Udo Grabowski wrote:
> Opensolaris 2009.6 snv 111b BOTH client and server
> We have a nested mirrormount NFSv4 over 1Gb/s tcp. Running only 30 jobs on a 
> single host
>  (X4600M2) via SGE intermittently (30% of all jobs, sometimes even more !) 
> gives Shepherd error:
>
> can't stat() "/home/Processor/xxx/yyy/zzz/..../aaa.log" as stdout_path: 
> Device busy KRB5CCAME=none ....
>
>   

Most likely this is bug:

http://bugs.opensolaris.org/view_bug.do?bug_id=6636260

> We've not seen this without mirrormounts. Could it be that there's a single 
> threaded bottleneck
> which triggers this error (I've seen a similar problem with ramdiskadm, you 
> can't create more
> than one ramdisk at a time with two parallel commands, it also gives 'device 
> busy'). ?
>
>   

No, not likely.


>
> We're trying to run NFSv4 for over a year now, and no OS version is able to 
> deliver without severe
> problems (see,e.g.,my earlier post 
> <http://www.opensolaris.org/jive/thread.jspa?threadID=103920&tstart=45>,
>   "data corruption with NFS4/ZFS",  that symptom is now worse with both 
> server and client on OSol).
> Will NFSv4 be a sandbox for developers forever or is it planned to make it 
> usable for enterprise 
> production some day ? 

It ships on by default.

NFSv4 is not a sandbox for developers and it used in enterprise 
production today.

All of sun.com runs on NFSv4 and *not* NFSv3.  I believe the phrase for such
deployment is that "we eat our own dog food."

And I have never heard anyone claim that we should go back to NFSv3 
internally.

> At least, there should be a statement in the release notes that NFSv4 is not
> usable for production yet because of multiple issues. 


You can find multiple issues for NFSv3, does that make it not ready for 
production?

I can find multiple issues for CIFS (on XP), Fallout 3, VMWare, etc. 
Does that mean that they are not
ready for production?

You can pick any piece of complex software and find issues with it.


> Do we have again to go back to v3 and wait 
> until v5 will give better experience ? 


You'll want NFSv4.1 (and the resulting pNFS) when it ships.



> Or is NFS development effectively dead in opensolaris because
> Osol now concentrates on the "typical desktop user" who does not need NFS ? 
>   


NFS development has nothing to do with "typical desktop user". 
OpenSolaris means many
things, you've chosen to focus on just one aspect.

As NFS developers, our focus in the context of shipping OpenSolaris bits 
is in bug fixes.
And in that regard, we don't focus on who our user is - instead we focus 
on security
issues, quality, panics, and interoperability.

In the context of non-shipping OpenSolaris bits, we focus on NFSv4.1 and 
pNFS. We
maintain a development gate that we keep synced with the ON gate. We do not
push changes from our nfs41 gate back to ON because we do not have a 
production
ready system and we do not consider ON to be a sandbox.

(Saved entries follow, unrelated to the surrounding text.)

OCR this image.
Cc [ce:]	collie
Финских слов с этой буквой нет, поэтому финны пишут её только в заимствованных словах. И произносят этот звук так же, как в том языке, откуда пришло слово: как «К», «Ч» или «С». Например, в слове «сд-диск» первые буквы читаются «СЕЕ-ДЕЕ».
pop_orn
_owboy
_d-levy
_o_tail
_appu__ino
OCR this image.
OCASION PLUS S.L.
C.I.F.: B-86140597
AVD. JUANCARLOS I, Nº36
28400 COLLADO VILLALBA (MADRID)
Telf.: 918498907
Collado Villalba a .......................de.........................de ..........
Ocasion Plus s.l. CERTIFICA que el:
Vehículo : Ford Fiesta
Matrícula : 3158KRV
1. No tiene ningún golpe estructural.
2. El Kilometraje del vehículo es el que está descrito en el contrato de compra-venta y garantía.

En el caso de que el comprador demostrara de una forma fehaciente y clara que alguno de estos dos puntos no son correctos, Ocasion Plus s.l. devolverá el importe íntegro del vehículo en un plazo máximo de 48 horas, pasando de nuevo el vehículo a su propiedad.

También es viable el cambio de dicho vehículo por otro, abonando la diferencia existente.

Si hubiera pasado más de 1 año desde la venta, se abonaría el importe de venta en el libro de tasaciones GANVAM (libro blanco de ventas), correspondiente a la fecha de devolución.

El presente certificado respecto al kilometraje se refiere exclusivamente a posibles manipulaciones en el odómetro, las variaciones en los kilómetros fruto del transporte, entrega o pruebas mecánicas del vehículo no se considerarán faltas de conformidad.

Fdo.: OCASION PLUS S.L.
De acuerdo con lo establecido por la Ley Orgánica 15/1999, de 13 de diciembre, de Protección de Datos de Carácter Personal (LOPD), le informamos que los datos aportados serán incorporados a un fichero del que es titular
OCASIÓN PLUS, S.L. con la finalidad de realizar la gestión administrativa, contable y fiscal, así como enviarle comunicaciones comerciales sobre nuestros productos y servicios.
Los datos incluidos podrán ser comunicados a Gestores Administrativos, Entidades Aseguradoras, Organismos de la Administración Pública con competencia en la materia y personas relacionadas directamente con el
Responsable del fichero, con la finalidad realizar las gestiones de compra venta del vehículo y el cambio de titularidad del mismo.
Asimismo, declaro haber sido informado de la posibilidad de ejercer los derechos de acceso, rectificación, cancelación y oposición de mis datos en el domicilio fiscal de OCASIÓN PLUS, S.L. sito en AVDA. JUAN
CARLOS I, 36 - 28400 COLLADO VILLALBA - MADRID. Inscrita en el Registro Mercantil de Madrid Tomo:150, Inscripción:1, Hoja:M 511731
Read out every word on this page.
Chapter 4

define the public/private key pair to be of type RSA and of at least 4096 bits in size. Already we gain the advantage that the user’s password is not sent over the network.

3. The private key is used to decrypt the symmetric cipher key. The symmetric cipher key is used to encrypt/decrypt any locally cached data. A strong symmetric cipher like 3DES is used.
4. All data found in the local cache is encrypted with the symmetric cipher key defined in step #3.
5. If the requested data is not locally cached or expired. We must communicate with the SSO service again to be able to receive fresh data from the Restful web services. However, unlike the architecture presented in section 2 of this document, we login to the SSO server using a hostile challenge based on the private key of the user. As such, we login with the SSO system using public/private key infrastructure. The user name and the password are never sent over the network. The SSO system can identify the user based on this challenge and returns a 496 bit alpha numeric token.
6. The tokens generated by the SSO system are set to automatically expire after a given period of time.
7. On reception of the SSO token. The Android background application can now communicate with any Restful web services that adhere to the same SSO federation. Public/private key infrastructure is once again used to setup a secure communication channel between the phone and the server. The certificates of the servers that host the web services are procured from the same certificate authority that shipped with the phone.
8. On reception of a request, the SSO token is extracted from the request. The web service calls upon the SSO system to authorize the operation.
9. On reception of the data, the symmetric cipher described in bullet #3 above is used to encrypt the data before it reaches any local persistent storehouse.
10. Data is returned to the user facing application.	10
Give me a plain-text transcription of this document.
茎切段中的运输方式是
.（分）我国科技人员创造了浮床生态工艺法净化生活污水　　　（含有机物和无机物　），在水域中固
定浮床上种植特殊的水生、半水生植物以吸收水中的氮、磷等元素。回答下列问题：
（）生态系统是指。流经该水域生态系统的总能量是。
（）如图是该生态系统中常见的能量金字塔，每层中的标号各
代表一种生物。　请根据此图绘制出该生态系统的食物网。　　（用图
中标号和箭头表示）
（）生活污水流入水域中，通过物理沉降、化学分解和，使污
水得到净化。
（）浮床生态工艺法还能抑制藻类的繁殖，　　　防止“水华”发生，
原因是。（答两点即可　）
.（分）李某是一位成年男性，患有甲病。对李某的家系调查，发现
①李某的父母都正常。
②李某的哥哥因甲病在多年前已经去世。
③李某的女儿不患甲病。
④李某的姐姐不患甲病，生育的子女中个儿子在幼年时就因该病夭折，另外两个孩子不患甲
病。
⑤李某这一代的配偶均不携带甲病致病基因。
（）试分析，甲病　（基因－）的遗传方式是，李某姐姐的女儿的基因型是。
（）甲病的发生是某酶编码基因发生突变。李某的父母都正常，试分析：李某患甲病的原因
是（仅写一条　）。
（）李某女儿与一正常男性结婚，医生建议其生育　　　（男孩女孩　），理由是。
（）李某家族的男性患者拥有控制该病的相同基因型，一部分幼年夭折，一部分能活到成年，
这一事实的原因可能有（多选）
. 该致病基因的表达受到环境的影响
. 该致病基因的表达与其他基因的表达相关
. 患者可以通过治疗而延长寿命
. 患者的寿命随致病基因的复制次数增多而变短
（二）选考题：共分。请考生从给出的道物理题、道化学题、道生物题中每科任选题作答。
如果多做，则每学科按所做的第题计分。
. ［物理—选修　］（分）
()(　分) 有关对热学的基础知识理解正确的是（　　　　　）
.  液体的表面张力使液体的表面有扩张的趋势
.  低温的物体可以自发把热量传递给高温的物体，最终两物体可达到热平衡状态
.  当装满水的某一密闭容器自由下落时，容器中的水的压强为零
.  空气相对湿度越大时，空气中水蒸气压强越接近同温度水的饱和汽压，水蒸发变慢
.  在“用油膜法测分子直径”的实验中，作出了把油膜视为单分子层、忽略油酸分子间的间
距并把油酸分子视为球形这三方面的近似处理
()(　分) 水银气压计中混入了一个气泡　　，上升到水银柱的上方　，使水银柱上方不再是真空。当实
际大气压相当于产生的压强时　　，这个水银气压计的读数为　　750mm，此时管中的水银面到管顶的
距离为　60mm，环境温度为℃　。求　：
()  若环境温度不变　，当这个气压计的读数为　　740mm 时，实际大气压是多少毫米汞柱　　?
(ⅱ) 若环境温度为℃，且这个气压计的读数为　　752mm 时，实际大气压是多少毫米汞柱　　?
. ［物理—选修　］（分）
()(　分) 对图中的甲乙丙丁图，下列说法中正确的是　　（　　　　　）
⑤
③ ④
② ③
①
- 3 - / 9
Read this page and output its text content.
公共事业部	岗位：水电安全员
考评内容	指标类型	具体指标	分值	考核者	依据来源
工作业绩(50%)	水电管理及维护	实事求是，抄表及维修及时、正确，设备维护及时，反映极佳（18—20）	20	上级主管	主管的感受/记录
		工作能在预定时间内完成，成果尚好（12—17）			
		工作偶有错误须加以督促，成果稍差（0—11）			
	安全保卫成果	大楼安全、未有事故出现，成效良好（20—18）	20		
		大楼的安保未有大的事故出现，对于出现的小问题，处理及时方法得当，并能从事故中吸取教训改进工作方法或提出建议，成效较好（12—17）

By the way, that was almost the exact same development model we used in 
delivering
NFSv4 to Solaris 10.


> No, we do not plan to step back to solaris 10 ("./configure; => Error: at 
> least version xxx of package yyy needed ..." => hopelessly outdated software 
> versions for our needs !), and we really need v4 
> with mirrormount capability for our complex and dynamic directory layouts 
> (too much work on v3 to
> keep up the automount tables, bad performance for ~300 clients). 
> Sorry for ranting, but I get really upset because any new release of SXDE, 
> Opensolaris or
> whatever gives us another step back instead of forward. We are not developing 
> OSol, but we need to
> work with it ! You should really concentrate on consolidating code instead of 
> incorporating more and
> more new stuff which does not really work when it comes to real production. 
> There are so many
> open bugs in this area.
>   


So, the first question is whether or not you are paying for support with 
OpenSolaris? If so, you have other
avenues to explore raising this issue. If not, then you should really 
consider why you expect enterprise
quality code at no cost to yourself.

Within the context of NFSv4, mirrormounts was the last feature 
development delivered to OpenSolaris. And
that was on Oct 22nd, 2007. You can see the notice I sent out here: 
http://blogs.sun.com/tdh/entry/we_just_delivered_mirror_mounts

The remaining work done to date for NFSv4 in OpenSolaris has been bug fixes.

BTW - please be clear, I'm not claiming that further NFSv4 based feature 
work will not appear in OpenSolaris,
but I am claiming that you've had almost 2 years of feature free additions.